Segundo Pêcheux (1975), não há discurso sem sujeito, e não há sujeito sem ideologia, o indivíduo é interpelado em sujeito pela ideologia, e é assim que a história faz sentido. É através do discurso que se pode notar a relação entre língua e ideologia, observando como aquela produz sentidos para os sujeitos. A AD não atribui à linguagem um papel translúcido, transpassando o texto para encontrar um sentido em seu outro lado. Não faz uso da pergunta “o que ele quer dizer”, porém questiona o “como ele quer dizer”.

Alguns estudiosos defendem a AD como uma área interdisciplinar de outros campos do conhecimento. Já pensadores franceses a indicam como área autônoma do saber. Embora haja discordância nesse quesito, importante é que se nota uma consolidação cada vez maior da Análise do Discurso como disciplina de método próprio. Orlandi endossa essa posição, ao dizer que ela:

não estaciona na interpretação, trabalha seus limites, seus mecanismos, como parte dos processos de significação. Também não procura um

sentido verdadeiro através de uma “chave” de interpretação. Não há esta chave, há método, há construção de um dispositivo teórico. Não há uma verdade oculta atrás do texto. Há gestos de interpretação que o constituem e que o analista, com seu dispositivo, deve ser capaz de compreender (ORLANDI, 1999, p. 26).

Insertá-la na posição de teoria acarreta dizer que sua formação teórica pode sofrer questionamento de um objeto próprio, trazendo-lhe autonomia, sem se esquecer, todavia, de seu viés multidisciplinar. Na verdade, seu ponto central se traduz em abarcar uma soma de dizeres, sem que para isso ela se torne superficial, pois:

a própria existência de uma disciplina como a análise do discurso constitui um fenômeno que não é banal: pela primeira vez na história, a totalidade dos enunciados de uma sociedade, apreendida na multiplicidade de seus gêneros, é convocada a se tornar objeto de estudo (CHARAUDEAU; MAINGUENEAU, 2006, p. 46, grifo dos autores).

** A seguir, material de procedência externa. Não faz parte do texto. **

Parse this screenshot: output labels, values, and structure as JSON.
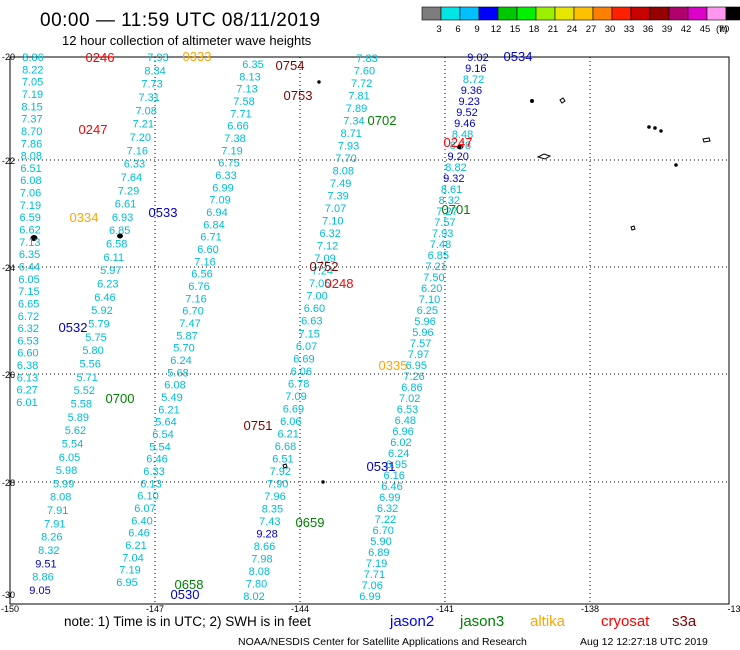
{
  "title": "00:00 — 11:59 UTC 08/11/2019",
  "subtitle": "12 hour collection of altimeter wave heights",
  "colorbar": {
    "ticks": [
      "3",
      "6",
      "9",
      "12",
      "15",
      "18",
      "21",
      "24",
      "27",
      "30",
      "33",
      "36",
      "39",
      "42",
      "45",
      "70",
      "(ft)"
    ],
    "colors": [
      "#7d7d7d",
      "#00e5e5",
      "#00c0ff",
      "#0000ff",
      "#00c800",
      "#00f000",
      "#9bf000",
      "#e6e600",
      "#ffc000",
      "#ff8000",
      "#ff2000",
      "#c80000",
      "#960000",
      "#b0006e",
      "#dc00c8",
      "#ff96f0",
      "#000000"
    ]
  },
  "x_labels": [
    "-150",
    "-147",
    "-144",
    "-141",
    "-138",
    "-13"
  ],
  "y_labels": [
    "-20",
    "-22",
    "-24",
    "-26",
    "-28",
    "-30"
  ],
  "note": "note: 1) Time is in UTC; 2) SWH is in feet",
  "legend": [
    {
      "name": "jason2",
      "color": "#0000ff"
    },
    {
      "name": "jason3",
      "color": "#008000"
    },
    {
      "name": "altika",
      "color": "#ffa500"
    },
    {
      "name": "cryosat",
      "color": "#ff0000"
    },
    {
      "name": "s3a",
      "color": "#800000"
    }
  ],
  "credit": "NOAA/NESDIS Center for Satellite Applications and Research",
  "timestamp": "Aug 12 12:27:18 UTC 2019",
  "pass_times": [
    {
      "text": "0246",
      "color": "#ff0000"
    },
    {
      "text": "0333",
      "color": "#ffa500"
    },
    {
      "text": "0754",
      "color": "#800000"
    },
    {
      "text": "0534",
      "color": "#0000c8"
    },
    {
      "text": "0753",
      "color": "#800000"
    },
    {
      "text": "0247",
      "color": "#ff0000"
    },
    {
      "text": "0702",
      "color": "#008000"
    },
    {
      "text": "0247",
      "color": "#ff0000"
    },
    {
      "text": "0334",
      "color": "#ffa500"
    },
    {
      "text": "0533",
      "color": "#0000c8"
    },
    {
      "text": "0701",
      "color": "#008000"
    },
    {
      "text": "0752",
      "color": "#800000"
    },
    {
      "text": "0248",
      "color": "#ff0000"
    },
    {
      "text": "0532",
      "color": "#0000c8"
    },
    {
      "text": "0335",
      "color": "#ffa500"
    },
    {
      "text": "0700",
      "color": "#008000"
    },
    {
      "text": "0751",
      "color": "#800000"
    },
    {
      "text": "0531",
      "color": "#0000c8"
    },
    {
      "text": "0659",
      "color": "#008000"
    },
    {
      "text": "0658",
      "color": "#008000"
    },
    {
      "text": "0530",
      "color": "#0000c8"
    }
  ],
  "tracks": [
    {
      "name": "cryosat-west",
      "color": "#00bcd4",
      "values": [
        "8.86",
        "8.22",
        "7.05",
        "7.19",
        "8.15",
        "7.37",
        "8.70",
        "7.86",
        "8.08",
        "6.51",
        "6.08",
        "7.06",
        "7.19",
        "6.59",
        "6.62",
        "7.13",
        "6.35",
        "6.44",
        "6.05",
        "7.15",
        "6.65",
        "6.72",
        "6.32",
        "6.53",
        "6.60",
        "6.38",
        "6.13",
        "6.27",
        "6.01"
      ]
    },
    {
      "name": "altika-1",
      "color": "#00bcd4",
      "values": [
        "7.93",
        "8.34",
        "7.73",
        "7.31",
        "7.08",
        "7.21",
        "7.20",
        "7.16",
        "6.33",
        "7.64",
        "7.29",
        "6.61",
        "6.93",
        "6.85",
        "6.58",
        "6.11",
        "5.97",
        "6.23",
        "6.46",
        "5.92",
        "5.79",
        "5.75",
        "5.80",
        "5.56",
        "5.71",
        "5.52",
        "5.58",
        "5.89",
        "5.62",
        "5.54",
        "6.05",
        "5.98",
        "5.99",
        "8.08",
        "7.91",
        "7.91",
        "8.26",
        "8.32",
        "9.51",
        "8.86",
        "9.05"
      ]
    },
    {
      "name": "jason3-long",
      "color": "#00bcd4",
      "values": [
        "6.35",
        "8.13",
        "7.13",
        "7.58",
        "7.71",
        "6.66",
        "7.38",
        "7.19",
        "6.75",
        "6.33",
        "6.99",
        "7.09",
        "6.94",
        "6.84",
        "6.71",
        "6.60",
        "7.16",
        "6.56",
        "6.76",
        "7.16",
        "6.70",
        "7.47",
        "5.87",
        "5.70",
        "6.24",
        "5.68",
        "6.08",
        "5.49",
        "6.21",
        "5.64",
        "6.54",
        "5.54",
        "6.46",
        "6.33",
        "6.13",
        "6.10",
        "6.07",
        "6.40",
        "6.46",
        "6.21",
        "7.04",
        "7.19",
        "6.95"
      ]
    },
    {
      "name": "s3a-1",
      "color": "#00bcd4",
      "values": [
        "7.83",
        "7.60",
        "7.72",
        "7.81",
        "7.89",
        "7.34",
        "8.71",
        "7.93",
        "7.70",
        "8.08",
        "7.49",
        "7.39",
        "7.07",
        "7.10",
        "6.32",
        "7.12",
        "7.09",
        "7.24",
        "7.05",
        "7.00",
        "6.60",
        "6.63",
        "7.15",
        "6.07",
        "6.69",
        "6.06",
        "6.78",
        "7.09",
        "6.69",
        "6.06",
        "6.21",
        "6.68",
        "6.51",
        "7.92",
        "7.90",
        "7.96",
        "8.35",
        "7.43",
        "9.28",
        "8.66",
        "7.98",
        "8.08",
        "7.80",
        "8.02"
      ]
    },
    {
      "name": "jason2-east",
      "color": "#00bcd4",
      "values": [
        "9.02",
        "9.16",
        "8.72",
        "9.36",
        "9.23",
        "9.52",
        "9.46",
        "8.48",
        "8.78",
        "9.20",
        "8.82",
        "9.32",
        "8.61",
        "8.32",
        "7.27",
        "7.57",
        "7.93",
        "7.48",
        "6.85",
        "7.21",
        "7.50",
        "6.20",
        "7.10",
        "6.25",
        "5.96",
        "5.96",
        "7.57",
        "7.97",
        "6.95",
        "7.26",
        "6.86",
        "7.02",
        "6.53",
        "6.48",
        "6.96",
        "6.02",
        "6.24",
        "6.95",
        "6.16",
        "6.46",
        "6.99",
        "6.32",
        "7.22",
        "6.70",
        "5.90",
        "6.89",
        "7.19",
        "7.71",
        "7.06",
        "6.99"
      ]
    }
  ]
}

Neste estudo, privilegiaremos a Análise do Discurso como método, já que os conceitos teóricos que a constituem estão incluídos nas teorias que fundamentam esta pesquisa – Teoria do Jornalismo (ou da Notícia). A visão da Análise do Discurso como método também se alinha com a utilização da corrente inglesa (que veremos a seguir), concomitantemente à francesa.

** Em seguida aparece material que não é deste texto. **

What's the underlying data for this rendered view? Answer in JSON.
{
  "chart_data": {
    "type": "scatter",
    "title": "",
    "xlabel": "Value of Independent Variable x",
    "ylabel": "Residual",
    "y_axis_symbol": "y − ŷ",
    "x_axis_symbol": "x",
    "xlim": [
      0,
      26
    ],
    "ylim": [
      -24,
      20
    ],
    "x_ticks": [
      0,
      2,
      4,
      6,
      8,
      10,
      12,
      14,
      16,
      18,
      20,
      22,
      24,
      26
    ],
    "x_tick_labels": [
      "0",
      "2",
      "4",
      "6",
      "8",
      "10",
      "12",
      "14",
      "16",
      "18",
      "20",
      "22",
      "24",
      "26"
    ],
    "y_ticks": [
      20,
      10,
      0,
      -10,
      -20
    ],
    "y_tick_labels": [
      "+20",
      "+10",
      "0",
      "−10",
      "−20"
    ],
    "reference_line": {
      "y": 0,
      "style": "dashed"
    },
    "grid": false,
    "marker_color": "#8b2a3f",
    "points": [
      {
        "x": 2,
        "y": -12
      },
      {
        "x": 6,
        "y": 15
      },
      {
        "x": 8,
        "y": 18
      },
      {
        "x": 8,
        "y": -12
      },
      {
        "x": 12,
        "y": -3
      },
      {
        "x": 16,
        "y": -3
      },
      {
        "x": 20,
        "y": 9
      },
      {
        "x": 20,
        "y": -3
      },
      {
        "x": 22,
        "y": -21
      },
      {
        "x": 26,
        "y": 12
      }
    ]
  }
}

Há pouco tempo, duas correntes têm ganho destaque na esfera que circunda a AD — Análise do Discurso francesa e Análise Crítica do Discurso —, alargando, ainda mais, o campo de estudo e demonstrando que “a análise do discurso se aplica a qualquer tipo de texto, que ela não é exclusivamente dos estudantes e pesquisadores em letras, que ela não é mera técnica de comentário de textos, mas que se enraíza em conhecimentos lingüísticos” (MAINGUENEAU, 2004, p. 9). Afinal, todas essas pesquisas, sejam elas focadas em textos literários ou midiáticos, visam a investigar o discurso, tendo a linguagem como subsídio indispensável para análise.

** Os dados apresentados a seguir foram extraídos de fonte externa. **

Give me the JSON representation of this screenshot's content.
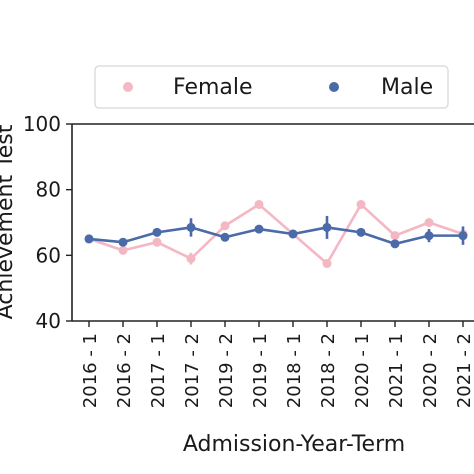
{
  "chart_data": {
    "type": "line",
    "xlabel": "Admission-Year-Term",
    "ylabel": "Achievement Test",
    "ylim": [
      40,
      100
    ],
    "yticks": [
      40,
      60,
      80,
      100
    ],
    "grid": false,
    "legend_placement": "top",
    "categories": [
      "2016 - 1",
      "2016 - 2",
      "2017 - 1",
      "2017 - 2",
      "2019 - 2",
      "2019 - 1",
      "2018 - 1",
      "2018 - 2",
      "2020 - 1",
      "2021 - 1",
      "2020 - 2",
      "2021 - 2"
    ],
    "series": [
      {
        "name": "Female",
        "color": "#f4b7c4",
        "values": [
          65.0,
          61.5,
          64.0,
          59.0,
          69.0,
          75.5,
          66.5,
          57.5,
          75.5,
          66.0,
          70.0,
          66.5
        ],
        "errors": [
          0.0,
          0.0,
          0.0,
          1.8,
          0.0,
          0.0,
          0.0,
          0.0,
          0.0,
          0.0,
          0.0,
          1.0
        ]
      },
      {
        "name": "Male",
        "color": "#4a6aa8",
        "values": [
          65.0,
          64.0,
          67.0,
          68.5,
          65.5,
          68.0,
          66.5,
          68.5,
          67.0,
          63.5,
          66.0,
          66.0
        ],
        "errors": [
          0.5,
          0.5,
          1.2,
          2.8,
          1.0,
          0.8,
          0.8,
          3.5,
          0.8,
          1.0,
          2.0,
          2.8
        ]
      }
    ]
  }
}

Visto que as duas correntes especificadas anteriormente não se chocam, mas, ao contrário, criam dialética nos pontos de encontro, a união das duas oferece vantagem para os que delas se apropriam, de forma que possibilite extensão de conhecimento, permutação de dados e variáveis e maior intensificação do saber.

Alguns autores brasileiros que podem ser citados como adeptos da Análise do Discurso de linha francesa, em razão de maior convergência dos estudos dessa área entre Brasil e França, são, por exemplo, Helena H. Nagamine Brandão (2004), Eni Orlandi (1999) e Milton José Pinto (2002). Já Jorge Pedro Sousa (1999 e 2004), estudioso português, aproxima-se mais da Análise Crítica do Discurso, por causa do maior contato com textos jornalísticos, e da inserção em sua pesquisa de elementos relacionados com as teorias do jornalismo (ver item 2.2). Com relação a esse último autor, observa-se, ainda, que ele utiliza estudo pormenorizado de elementos

quantitativos — gráficos, tabelas — que auxiliam na análise não só do discurso verbal, mas também no discurso não verbal, tendo como foco principal as fotografias.

É baseado nesse intrincado de saberes que nossa análise se constituirá, e que a AD servirá de sustentáculo para a comprovação desta hipótese, que consiste em dizer que a linguagem utilizada pelo jornal Agora São Paulo, além de ser popular, contém resquícios de determinadas estratégias sensacionalistas aplicadas não somente ao texto, mas também aos aspectos gráficos e imagéticos.